“Light is a powerful substance. We have a primal connection to it. But, for something so powerful, situations for its felt presence are fragile… I like to work with it so that you feel it physically, so you feel the presence of light inhabiting a space.”
— James Turrell
A few weeks ago, I came across an Android app on the Google Play Store called “Relax Melodies” which is a collection of ambient sounds from different scenarios ranging from rain, crackling of a campfire, heartbeats, gurgling of a brook and many other samples of sound. A user can select any of these sounds individually or choose his own combination of sounds and listen to it while going to sleep. It has proved to be a challenge for me to sleep on time over the past few months and hence I decided to give it a try. I was pleasantly surprised by how efficient this app was in putting me to sleep in an average time of 15-20 minutes. It really helped me change my perspective on the perception of sound and how deeply its affects us at a physiological and emotional level. This proved to be my motivation for designing an ambient lamp for our class and we began exploring this idea of using the senses to calm a person down by stimulating the senses. We came across products on the market which consisted of oil diffusers, ambient lights and other applications which played back these ambient sounds. After this initial exploration, the decision to pursue the concept of stimulating the senses to have a relaxing effect on a person was unanimous among the group.
Our brainstorming process consisted of 2 parts. The first part required us to sketch out individual ideas and make at least 3 representations of how we individually imagined such an artifact to be. It was decided that we will not consider feasibility at this point of time and let our imagination run wild in whatever direction we want to go. After each of us had sketched out our takes on the concept, we proceeded towards the second part of brainstorming which consisted of sharing our sketched with each other as a group and bouncing ideas off each other and discuss the pros and cons of each design. This helped us to mix and mash ideas together and that is how we conceived the idea of an ambient night lamp which will help a person go to sleep and wake up in the morning, one sense at a time. We decided to focus on vision and audition for the artifact as it seemed the most feasible thing to execute in the amount of time we had to complete the project.
The Ambilamp consists of 3 different sections which are laser cut sections of wood and acrylic. The shape represents an elongated cuboid which can be compared to 3 cubes stacked on top of each other. The bottom part houses the controls, electronic components, and the speaker. The front face of this section has one momentary push button, a potentiometer and an LCD screen which displays the time in an analog format. The middle part is a cube made up of frosted acrylic with LED lights in the center. Frosting the acrylic helps in diffusing the light allowing us to scatter it in all directions. We can manipulate the color of the light to anything that we want it to be. Ideally, a person would be able to control this using his phone. The third and topmost part of our design is a wooden box which is laser cut on 5 sides with geometric shapes. This cube also has LED lights in the center which are controlled separately from the acrylic cube. The purpose of this part is to project geometric patterns on the wall surrounding the lamp thus adding to the experience of ambient lightscapes. These LED lights are coiled around a cylindrical rod which help us to control the motion of projected light by carefully manipulating the order of how they light up.
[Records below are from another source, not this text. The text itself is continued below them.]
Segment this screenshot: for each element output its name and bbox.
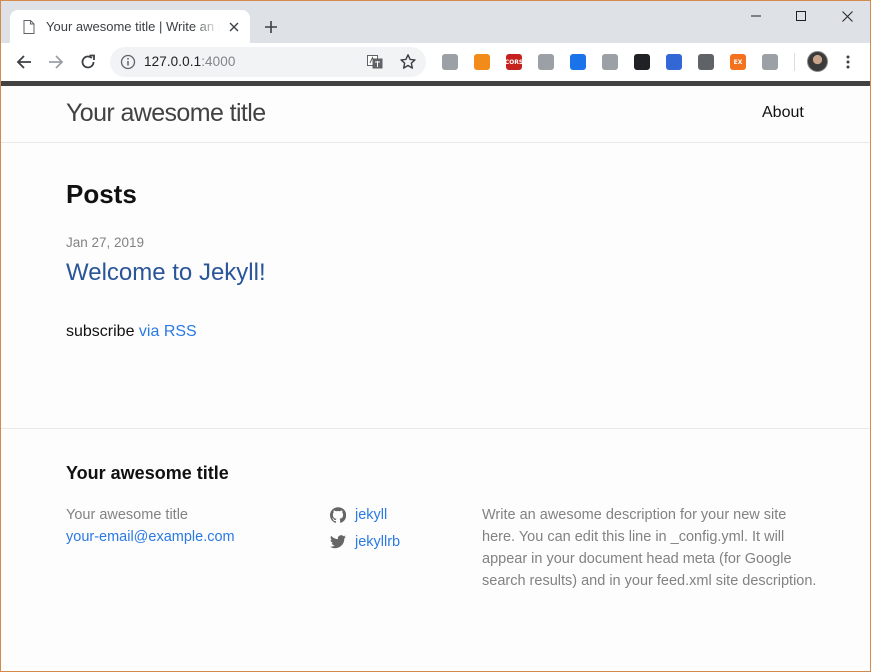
close-icon <box>841 10 853 22</box>
github-link[interactable]: jekyll <box>355 507 387 523</box>
mask-extension-icon[interactable] <box>634 54 650 70</box>
bookmark-star-icon[interactable] <box>399 53 417 71</box>
vue-extension-icon[interactable] <box>698 54 714 70</box>
minimize-icon <box>751 15 761 17</box>
browser-window: Your awesome title | Write an awesome de… <box>0 0 871 672</box>
twitter-link[interactable]: jekyllrb <box>355 534 400 550</box>
maximize-button[interactable] <box>778 1 824 31</box>
plus-icon <box>265 21 277 33</box>
globe-extension-icon[interactable] <box>442 54 458 70</box>
url-host: 127.0.0.1 <box>144 54 202 69</box>
arrow-right-icon <box>49 55 64 69</box>
cors-extension-icon[interactable]: CORS <box>504 54 524 70</box>
reload-icon <box>81 54 95 69</box>
github-icon <box>330 506 346 523</box>
footer-contact: Your awesome title your-email@example.co… <box>66 504 235 548</box>
info-icon[interactable] <box>120 54 136 70</box>
minimize-button[interactable] <box>733 1 779 31</box>
rss-link[interactable]: via RSS <box>139 323 197 340</box>
reload-button[interactable] <box>76 50 100 74</box>
link-extension-icon[interactable] <box>762 54 778 70</box>
site-header: Your awesome title About <box>1 86 870 143</box>
tab-title: Your awesome title | Write an awesome de… <box>46 19 220 34</box>
menu-kebab-icon[interactable] <box>840 54 856 70</box>
forward-button[interactable] <box>44 50 68 74</box>
post-title-link[interactable]: Welcome to Jekyll! <box>66 259 266 287</box>
earth-extension-icon[interactable] <box>666 54 682 70</box>
site-title-link[interactable]: Your awesome title <box>66 99 266 128</box>
twitter-row: jekyllrb <box>330 528 400 555</box>
toolbar-separator <box>794 53 795 71</box>
nav-about-link[interactable]: About <box>762 104 804 122</box>
footer-heading: Your awesome title <box>66 463 229 483</box>
url-port: :4000 <box>201 54 236 69</box>
translate-icon[interactable] <box>367 54 383 70</box>
footer-name: Your awesome title <box>66 507 188 523</box>
footer-email-link[interactable]: your-email@example.com <box>66 526 235 548</box>
profile-avatar[interactable] <box>807 51 828 72</box>
maximize-icon <box>796 11 806 21</box>
twitter-icon <box>330 534 346 548</box>
ex-extension-icon-label: EX <box>733 58 743 66</box>
document-icon <box>22 19 36 34</box>
subscribe-text: subscribe <box>66 323 139 340</box>
footer-description: Write an awesome description for your ne… <box>482 507 817 589</box>
subscribe-line: subscribe via RSS <box>66 323 197 341</box>
ex-extension-icon[interactable]: EX <box>730 54 746 70</box>
translate-extension-icon[interactable] <box>570 54 586 70</box>
cors-extension-icon-label: CORS <box>504 58 524 66</box>
browser-toolbar: 127.0.0.1:4000 CORS EX <box>1 43 870 81</box>
page-content: Your awesome title About Posts Jan 27, 2… <box>1 81 870 671</box>
back-button[interactable] <box>12 50 36 74</box>
close-window-button[interactable] <box>824 1 870 31</box>
github-row: jekyll <box>330 501 400 528</box>
social-links: jekyll jekyllrb <box>330 501 400 555</box>
browser-tab[interactable]: Your awesome title | Write an awesome de… <box>10 10 250 43</box>
close-tab-icon[interactable] <box>226 19 242 35</box>
arrow-left-icon <box>16 55 31 69</box>
url-text[interactable]: 127.0.0.1:4000 <box>144 54 236 69</box>
window-extension-icon[interactable] <box>602 54 618 70</box>
tab-strip: Your awesome title | Write an awesome de… <box>1 1 870 43</box>
new-tab-button[interactable] <box>260 16 282 38</box>
site-footer: Your awesome title Your awesome title yo… <box>1 428 870 671</box>
posts-heading: Posts <box>66 179 137 209</box>
layout-extension-icon[interactable] <box>538 54 554 70</box>
address-bar[interactable]: 127.0.0.1:4000 <box>110 47 426 77</box>
post-date: Jan 27, 2019 <box>66 235 145 250</box>
chart-extension-icon[interactable] <box>474 54 490 70</box>
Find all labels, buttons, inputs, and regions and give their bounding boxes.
A person can set the amount of time he plans to sleep using the knob on the frontal face of the bottom-most section and then press the button to activate the night lamp. This will start the preprogrammed order of events which consists of playing ambient sound of a trickling waterfall and the lamp lights up creating projections on the wall. The sounds continue to play as the light continues to dim as time passes. In about half an hour, all the lights and sounds are turned off. Vice versa, when the time is up, the sounds start playing again and the lights turn on growing brighter as time passes until they are at full brightness hence helping the person wake up.
I was responsible for putting the electronics together and programming it to do the above operations. This consisted of wiring up and programming 2 Arduinos. One of it controls the LCD display, alarm clock functions and the MP3 player module. The MP3 player module houses a microSD card reader where the audio files are stored. The second Arduino controls the lights in the top 2 sections of the Ambilamp. The two Arduinos communicate with each other using a serial interface.